Direct Answers – The Tell-Tale Heart

Relationship Advice

My husband and I dated four years before we got married. We had such an amazing relationship.  When I met him I was in a relationship already, but it was in the breakup point. I was 19 at the time and my husband 10 years older.

     At one point I felt disconnected and ended up catching up with my ex. Old feelings came up and we ended up sleeping together. I thought if I was feeling like this and did this horrible thing, my boyfriend was doing the same thing.

     I ended up going all crazy and checking his cell phone. I saw he had been talking to a girl from work, a girl he had a fling with before we met or got together.

     He was open with me when I asked him. He said they were just friends and I had no reason not to trust him. I did trust him, but not her, because of what I did in the past. It made me not trust him, when I had no reason not to.

     Things got better, he stopped speaking to her because it bothered me, and that was that. We got married. Upon going back to work, he ran into her again. He told her he was married and that is when she started to call again.

     He told me it was nothing and I was being paranoid. He said he has to work with her every day and didn’t want to be mean and blow her off and make the workplace tense.

     I checked his phone bill and drove past his work. He got more and more upset with me not trusting him and acting like he didn’t know where to draw the line, if she ever tried to cross it.

     I checked his phone when he left the room. The more I did, the more he talked to her and started talking about his problems with me. He said he did not need to be in a marriage where he felt he could not be trusted. I agreed, but my insecurities got to me.

      I gained weight. I didn’t feel attractive anymore, and I was always checking his phone. I was on a mission to prove he was cheating. It’s like I would not stop until I found something. He is such a good man, and I guess at the same time I thought it was too good to be true that he was so amazing.

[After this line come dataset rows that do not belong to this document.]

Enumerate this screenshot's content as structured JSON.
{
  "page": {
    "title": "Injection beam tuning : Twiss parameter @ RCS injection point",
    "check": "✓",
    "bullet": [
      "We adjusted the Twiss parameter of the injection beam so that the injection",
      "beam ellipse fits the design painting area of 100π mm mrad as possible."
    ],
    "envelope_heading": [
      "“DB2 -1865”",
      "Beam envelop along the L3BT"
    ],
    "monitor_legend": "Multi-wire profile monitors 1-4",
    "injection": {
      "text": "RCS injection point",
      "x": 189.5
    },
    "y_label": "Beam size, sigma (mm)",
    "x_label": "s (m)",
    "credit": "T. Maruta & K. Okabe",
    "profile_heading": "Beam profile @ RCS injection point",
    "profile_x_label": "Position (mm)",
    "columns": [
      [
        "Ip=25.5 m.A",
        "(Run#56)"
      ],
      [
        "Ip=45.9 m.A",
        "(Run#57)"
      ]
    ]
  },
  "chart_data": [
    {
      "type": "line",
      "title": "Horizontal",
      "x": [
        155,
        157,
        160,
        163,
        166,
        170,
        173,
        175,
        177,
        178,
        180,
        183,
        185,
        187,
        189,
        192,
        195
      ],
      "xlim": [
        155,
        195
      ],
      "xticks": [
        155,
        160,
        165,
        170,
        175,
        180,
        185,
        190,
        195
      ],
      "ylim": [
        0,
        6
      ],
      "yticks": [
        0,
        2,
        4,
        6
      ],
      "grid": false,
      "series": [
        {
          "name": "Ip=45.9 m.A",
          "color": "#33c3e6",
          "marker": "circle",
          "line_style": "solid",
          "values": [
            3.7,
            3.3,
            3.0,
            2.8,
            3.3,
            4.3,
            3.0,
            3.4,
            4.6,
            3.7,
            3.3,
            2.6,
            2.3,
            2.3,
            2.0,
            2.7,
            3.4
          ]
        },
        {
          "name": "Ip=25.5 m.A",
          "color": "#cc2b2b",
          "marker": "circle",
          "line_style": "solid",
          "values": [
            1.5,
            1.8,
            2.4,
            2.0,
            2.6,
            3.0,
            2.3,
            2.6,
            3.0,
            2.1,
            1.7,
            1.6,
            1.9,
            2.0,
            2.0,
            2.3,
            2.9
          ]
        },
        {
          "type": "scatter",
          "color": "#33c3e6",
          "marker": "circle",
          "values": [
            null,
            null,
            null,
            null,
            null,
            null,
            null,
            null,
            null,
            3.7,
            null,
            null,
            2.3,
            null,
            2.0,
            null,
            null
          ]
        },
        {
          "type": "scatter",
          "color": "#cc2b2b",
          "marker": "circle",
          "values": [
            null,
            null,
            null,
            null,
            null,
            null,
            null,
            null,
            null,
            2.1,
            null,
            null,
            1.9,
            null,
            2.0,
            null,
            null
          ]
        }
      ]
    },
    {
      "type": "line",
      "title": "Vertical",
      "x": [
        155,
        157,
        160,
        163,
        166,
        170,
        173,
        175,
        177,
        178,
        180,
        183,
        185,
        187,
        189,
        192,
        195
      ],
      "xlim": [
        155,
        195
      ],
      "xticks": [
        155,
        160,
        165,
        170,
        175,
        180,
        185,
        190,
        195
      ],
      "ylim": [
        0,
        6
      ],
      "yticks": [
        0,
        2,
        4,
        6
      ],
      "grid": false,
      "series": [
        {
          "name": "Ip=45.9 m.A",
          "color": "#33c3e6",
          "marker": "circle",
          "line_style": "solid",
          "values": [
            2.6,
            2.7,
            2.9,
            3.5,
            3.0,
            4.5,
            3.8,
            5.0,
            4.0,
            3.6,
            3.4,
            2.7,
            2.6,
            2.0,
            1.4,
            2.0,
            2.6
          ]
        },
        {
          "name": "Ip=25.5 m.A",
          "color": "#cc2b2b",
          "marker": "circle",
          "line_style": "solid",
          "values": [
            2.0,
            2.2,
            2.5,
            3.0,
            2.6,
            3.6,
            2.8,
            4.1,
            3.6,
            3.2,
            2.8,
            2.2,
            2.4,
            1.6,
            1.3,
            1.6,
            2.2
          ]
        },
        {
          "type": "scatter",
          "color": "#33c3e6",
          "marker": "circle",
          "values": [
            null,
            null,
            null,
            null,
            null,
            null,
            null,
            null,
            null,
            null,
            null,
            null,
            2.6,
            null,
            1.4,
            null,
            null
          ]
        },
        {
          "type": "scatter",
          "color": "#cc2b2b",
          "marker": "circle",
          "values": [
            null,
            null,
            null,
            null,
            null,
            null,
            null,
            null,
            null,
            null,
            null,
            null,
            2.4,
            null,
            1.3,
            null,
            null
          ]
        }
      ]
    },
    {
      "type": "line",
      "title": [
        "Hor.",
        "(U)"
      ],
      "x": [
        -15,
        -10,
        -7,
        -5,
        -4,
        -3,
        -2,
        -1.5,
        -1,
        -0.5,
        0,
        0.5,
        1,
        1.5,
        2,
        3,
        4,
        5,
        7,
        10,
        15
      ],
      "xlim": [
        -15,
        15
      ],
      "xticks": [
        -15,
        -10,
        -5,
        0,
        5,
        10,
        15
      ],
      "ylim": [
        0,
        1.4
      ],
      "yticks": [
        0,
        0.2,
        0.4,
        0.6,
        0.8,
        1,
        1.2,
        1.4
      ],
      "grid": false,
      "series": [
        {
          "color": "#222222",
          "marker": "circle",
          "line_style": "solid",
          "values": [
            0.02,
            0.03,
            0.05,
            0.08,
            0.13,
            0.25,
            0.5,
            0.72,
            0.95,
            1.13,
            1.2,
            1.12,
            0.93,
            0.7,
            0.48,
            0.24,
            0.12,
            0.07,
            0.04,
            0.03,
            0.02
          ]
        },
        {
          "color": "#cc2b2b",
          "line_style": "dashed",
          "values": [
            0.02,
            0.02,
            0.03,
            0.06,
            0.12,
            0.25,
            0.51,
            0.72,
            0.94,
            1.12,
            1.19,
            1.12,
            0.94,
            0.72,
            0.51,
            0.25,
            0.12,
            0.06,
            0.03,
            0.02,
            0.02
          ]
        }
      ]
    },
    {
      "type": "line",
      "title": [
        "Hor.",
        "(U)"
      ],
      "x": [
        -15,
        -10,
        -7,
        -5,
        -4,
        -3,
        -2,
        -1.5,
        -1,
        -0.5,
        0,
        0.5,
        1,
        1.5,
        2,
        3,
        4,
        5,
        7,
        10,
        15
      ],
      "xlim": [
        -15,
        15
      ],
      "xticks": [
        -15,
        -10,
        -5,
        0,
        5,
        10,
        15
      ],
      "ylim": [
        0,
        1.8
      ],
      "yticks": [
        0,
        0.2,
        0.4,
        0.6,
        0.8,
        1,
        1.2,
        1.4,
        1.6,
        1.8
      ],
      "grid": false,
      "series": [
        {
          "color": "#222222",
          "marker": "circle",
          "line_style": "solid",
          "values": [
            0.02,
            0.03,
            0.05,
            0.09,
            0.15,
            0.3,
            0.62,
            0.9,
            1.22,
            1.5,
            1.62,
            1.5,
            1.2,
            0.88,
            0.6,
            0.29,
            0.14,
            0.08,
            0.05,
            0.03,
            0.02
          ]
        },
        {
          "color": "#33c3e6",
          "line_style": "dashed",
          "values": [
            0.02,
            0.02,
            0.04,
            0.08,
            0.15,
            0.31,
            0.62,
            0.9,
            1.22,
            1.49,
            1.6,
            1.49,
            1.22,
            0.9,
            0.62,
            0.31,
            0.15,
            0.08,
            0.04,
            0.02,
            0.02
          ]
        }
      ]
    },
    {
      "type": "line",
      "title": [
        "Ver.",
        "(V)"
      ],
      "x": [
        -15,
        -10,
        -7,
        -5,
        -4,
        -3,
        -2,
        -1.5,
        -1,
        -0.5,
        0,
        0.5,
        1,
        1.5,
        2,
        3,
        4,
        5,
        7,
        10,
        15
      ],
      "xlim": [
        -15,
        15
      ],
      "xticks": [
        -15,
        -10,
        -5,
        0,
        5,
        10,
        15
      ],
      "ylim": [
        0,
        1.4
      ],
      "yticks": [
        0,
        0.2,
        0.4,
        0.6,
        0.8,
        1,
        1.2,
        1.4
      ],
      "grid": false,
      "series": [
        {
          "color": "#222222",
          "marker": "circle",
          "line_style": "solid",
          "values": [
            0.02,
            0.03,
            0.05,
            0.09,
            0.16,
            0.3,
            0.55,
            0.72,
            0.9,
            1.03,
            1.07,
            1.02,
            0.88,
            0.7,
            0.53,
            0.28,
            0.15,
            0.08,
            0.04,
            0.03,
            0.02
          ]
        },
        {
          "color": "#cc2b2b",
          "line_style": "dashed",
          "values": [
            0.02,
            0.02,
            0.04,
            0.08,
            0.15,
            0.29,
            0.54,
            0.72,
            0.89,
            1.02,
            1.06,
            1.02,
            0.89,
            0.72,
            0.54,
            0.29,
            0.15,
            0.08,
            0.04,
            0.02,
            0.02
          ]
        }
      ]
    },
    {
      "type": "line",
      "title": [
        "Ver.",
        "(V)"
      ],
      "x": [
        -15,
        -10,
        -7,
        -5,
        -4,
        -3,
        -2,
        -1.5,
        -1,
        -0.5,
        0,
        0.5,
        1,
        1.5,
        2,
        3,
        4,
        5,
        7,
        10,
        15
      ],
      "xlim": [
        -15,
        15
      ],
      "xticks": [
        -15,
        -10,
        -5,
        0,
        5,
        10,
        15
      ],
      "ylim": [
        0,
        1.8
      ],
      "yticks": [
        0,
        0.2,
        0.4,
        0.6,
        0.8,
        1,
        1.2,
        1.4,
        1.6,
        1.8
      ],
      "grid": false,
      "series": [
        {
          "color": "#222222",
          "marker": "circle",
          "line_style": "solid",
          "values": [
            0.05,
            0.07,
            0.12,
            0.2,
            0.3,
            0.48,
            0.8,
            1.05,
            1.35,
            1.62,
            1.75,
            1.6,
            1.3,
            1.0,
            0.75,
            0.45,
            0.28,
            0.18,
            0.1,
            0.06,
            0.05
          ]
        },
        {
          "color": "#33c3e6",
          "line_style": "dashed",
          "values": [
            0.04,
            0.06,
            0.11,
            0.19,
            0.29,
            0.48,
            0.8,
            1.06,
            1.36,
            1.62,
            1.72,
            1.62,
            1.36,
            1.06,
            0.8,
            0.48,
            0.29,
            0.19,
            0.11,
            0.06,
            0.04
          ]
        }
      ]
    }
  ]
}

     I slacked on paying bills, and he would get upset with me for spending so much energy snooping when I had no energy to keep the house clean or pay bills on time.

     He stopped hanging out with his old friends because I got upset. I couldn’t hide it, but in my mind I thought, “You only want to go out so you can call her.” To make me happy he stays home. I always want to be with him to keep an eye on him.

      Our sex life came to a slow halt. He said he was not seeing himself attracted to me because the things I did made me an ugly person. I get that!

     When things were going good, I thought he was too good to be true. When I checked his phone, he caught me a few times, and I would lie and that got him even more upset. He says I am not the same woman he fell in love with.

     This jealousy has consumed me, but I feel like I am nothing without him. Do you think that our marriage is salvageable?

     ~ Martina

     Martina, in Edgar Allan Poe’s story The Tell-Tale Heart, a man smothers his elderly roommate in bed. The victim shrieks once, then dies. The murderer then dismembers the body and hides it under the floorboards, so cleverly it cannot be detected.

     Alerted by the scream, neighbors call the police. After searching the house, they are satisfied nothing is amiss. The murderer even brings chairs into the bedroom while he talks to the police, placing his own chair directly on the floorboards over the corpse.

     As the police calmly chat, the murderer cannot relax. Kaboom, Kaboom, Kaboom. In his ears he imagines he hears the dead man’s heart beating.

     Louder and louder the heartbeat grows until the murderer finally cries out, “I admit the deed! – tear up the planks!”

     That story is your story. Under the floorboards of your mind, your telltale heart says, you are a cheater, you are a cheater, you are a cheater.

     You want to erase your guilt by dragging your husband down to your level. See, “He’s as bad as me.” But he’s not. You are the one who did the deed. Your plan is to drive him to cheat so you can be vindicated, but there is no vindication in that.

     You are a tortured soul, and you have been torturing him over your crime, as if that will clear your conscience. What your letter says is, I don’t know if I can stomach being married to a man who is better than me.

     In The Tell-Tale Heart, the murderer admits the other man never wronged him. Neither has your husband. End this farce. Admit the truth. Confess, so he can be free.